Hey all, as I'm sure many here can relate to, I'm reaching my breaking point with work. Not my specific job necessarily, but having to work period. It's an aspect of my life that for whatever reason is existentially difficult, like aging, sickness and death. And by work I mean alienated labor for a wage which mostly gets spent on enriching my landlord and corporate shareholders, etc. I am quite happy to labor away on shit that actually means something to me.
Now, while theoretically the world could change, I doubt I will ever see it in my lifetime, so I have to somehow psychologically and spiritually reconcile myself to having to do things I don't want to do for most of my life to make other people wealthy. It just is what it is.

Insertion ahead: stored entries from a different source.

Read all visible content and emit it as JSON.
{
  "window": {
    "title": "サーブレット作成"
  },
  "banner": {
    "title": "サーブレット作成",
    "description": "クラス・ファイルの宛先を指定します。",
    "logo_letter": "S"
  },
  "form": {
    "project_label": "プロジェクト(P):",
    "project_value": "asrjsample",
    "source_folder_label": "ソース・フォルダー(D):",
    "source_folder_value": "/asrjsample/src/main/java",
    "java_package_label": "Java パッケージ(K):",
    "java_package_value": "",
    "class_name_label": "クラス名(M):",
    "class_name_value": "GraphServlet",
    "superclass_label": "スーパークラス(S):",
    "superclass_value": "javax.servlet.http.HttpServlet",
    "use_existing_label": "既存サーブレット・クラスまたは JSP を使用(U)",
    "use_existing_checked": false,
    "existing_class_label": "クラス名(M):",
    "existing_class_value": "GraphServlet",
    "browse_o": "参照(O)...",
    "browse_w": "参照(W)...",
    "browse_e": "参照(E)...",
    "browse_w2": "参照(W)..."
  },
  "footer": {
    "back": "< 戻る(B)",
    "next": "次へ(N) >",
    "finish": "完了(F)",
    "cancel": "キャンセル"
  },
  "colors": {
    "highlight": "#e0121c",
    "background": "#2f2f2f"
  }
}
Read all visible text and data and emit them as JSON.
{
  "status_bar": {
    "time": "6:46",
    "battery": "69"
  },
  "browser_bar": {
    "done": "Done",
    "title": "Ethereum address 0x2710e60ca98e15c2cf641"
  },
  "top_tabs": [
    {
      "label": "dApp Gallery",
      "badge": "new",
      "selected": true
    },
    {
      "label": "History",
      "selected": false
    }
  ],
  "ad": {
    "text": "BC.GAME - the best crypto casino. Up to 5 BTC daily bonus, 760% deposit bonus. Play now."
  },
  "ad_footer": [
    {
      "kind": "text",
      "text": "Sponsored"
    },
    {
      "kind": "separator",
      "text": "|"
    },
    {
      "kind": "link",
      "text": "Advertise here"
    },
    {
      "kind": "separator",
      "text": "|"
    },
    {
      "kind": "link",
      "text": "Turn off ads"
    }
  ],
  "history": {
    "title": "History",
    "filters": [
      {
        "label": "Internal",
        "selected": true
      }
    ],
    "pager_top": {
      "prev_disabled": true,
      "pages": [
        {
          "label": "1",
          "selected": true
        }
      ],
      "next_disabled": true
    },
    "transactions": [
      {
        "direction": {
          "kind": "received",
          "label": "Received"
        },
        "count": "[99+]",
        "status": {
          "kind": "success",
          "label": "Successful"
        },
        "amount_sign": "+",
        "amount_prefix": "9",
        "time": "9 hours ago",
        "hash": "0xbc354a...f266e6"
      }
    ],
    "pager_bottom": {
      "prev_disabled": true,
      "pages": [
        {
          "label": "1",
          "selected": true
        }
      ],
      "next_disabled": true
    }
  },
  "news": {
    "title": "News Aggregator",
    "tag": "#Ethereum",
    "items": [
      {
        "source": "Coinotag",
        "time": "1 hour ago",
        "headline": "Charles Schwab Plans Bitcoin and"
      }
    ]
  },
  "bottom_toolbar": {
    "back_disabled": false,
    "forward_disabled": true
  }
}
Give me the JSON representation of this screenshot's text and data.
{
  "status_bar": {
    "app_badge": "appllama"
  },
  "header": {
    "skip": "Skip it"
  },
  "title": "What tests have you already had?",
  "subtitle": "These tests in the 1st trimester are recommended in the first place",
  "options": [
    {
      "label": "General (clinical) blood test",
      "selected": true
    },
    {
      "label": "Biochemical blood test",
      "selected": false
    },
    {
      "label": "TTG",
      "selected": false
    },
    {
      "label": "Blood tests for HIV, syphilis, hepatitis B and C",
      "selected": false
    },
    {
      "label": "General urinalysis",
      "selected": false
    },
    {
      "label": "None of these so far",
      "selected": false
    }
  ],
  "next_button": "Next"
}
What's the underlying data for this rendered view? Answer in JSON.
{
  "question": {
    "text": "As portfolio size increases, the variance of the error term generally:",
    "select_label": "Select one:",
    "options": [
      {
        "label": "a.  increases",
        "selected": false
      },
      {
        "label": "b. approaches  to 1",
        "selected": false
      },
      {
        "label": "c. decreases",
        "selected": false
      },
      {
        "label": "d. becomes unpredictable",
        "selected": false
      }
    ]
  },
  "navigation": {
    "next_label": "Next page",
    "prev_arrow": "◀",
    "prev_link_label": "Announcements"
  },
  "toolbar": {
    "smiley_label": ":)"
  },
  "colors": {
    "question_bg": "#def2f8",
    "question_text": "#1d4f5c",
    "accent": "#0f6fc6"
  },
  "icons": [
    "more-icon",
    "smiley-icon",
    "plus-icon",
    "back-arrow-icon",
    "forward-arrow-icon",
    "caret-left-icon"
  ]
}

That being said, I have no idea how to do this. After COVID I was lucky to get out of the service industry and into some work that aligns more with my skills and interests, but I barely have anything left over after rent, bills and food. In the past I've worked full-time and part-time, I've been unemployed, I've had jobs I hated and jobs I felt indifferent about or even enjoyed on occasion, I've had hard jobs and easy jobs- none of it seems to make much of a difference, because at the end of the day, they were all coerced, and none of them were things I would willingly choose to spend my time doing. I can't seem to work anywhere longer than a year before it becomes completely corrosive to me.
This whole aspect of my life has just filled me with rage and despair over the years, and it never gets easier, even when my pay or the quality of the workplace improved. Of course I have mental health problems, I go to therapy, etc. (who doesn't nowadays?) but I feel like there's not much more I can do to fix this problem other than pray for the right job to magically appear somewhere.
I am tired of being destroyed by all this. The chronic despair, boredom and anger is turning me into a bad person. Has anybody here managed to be at peace with working?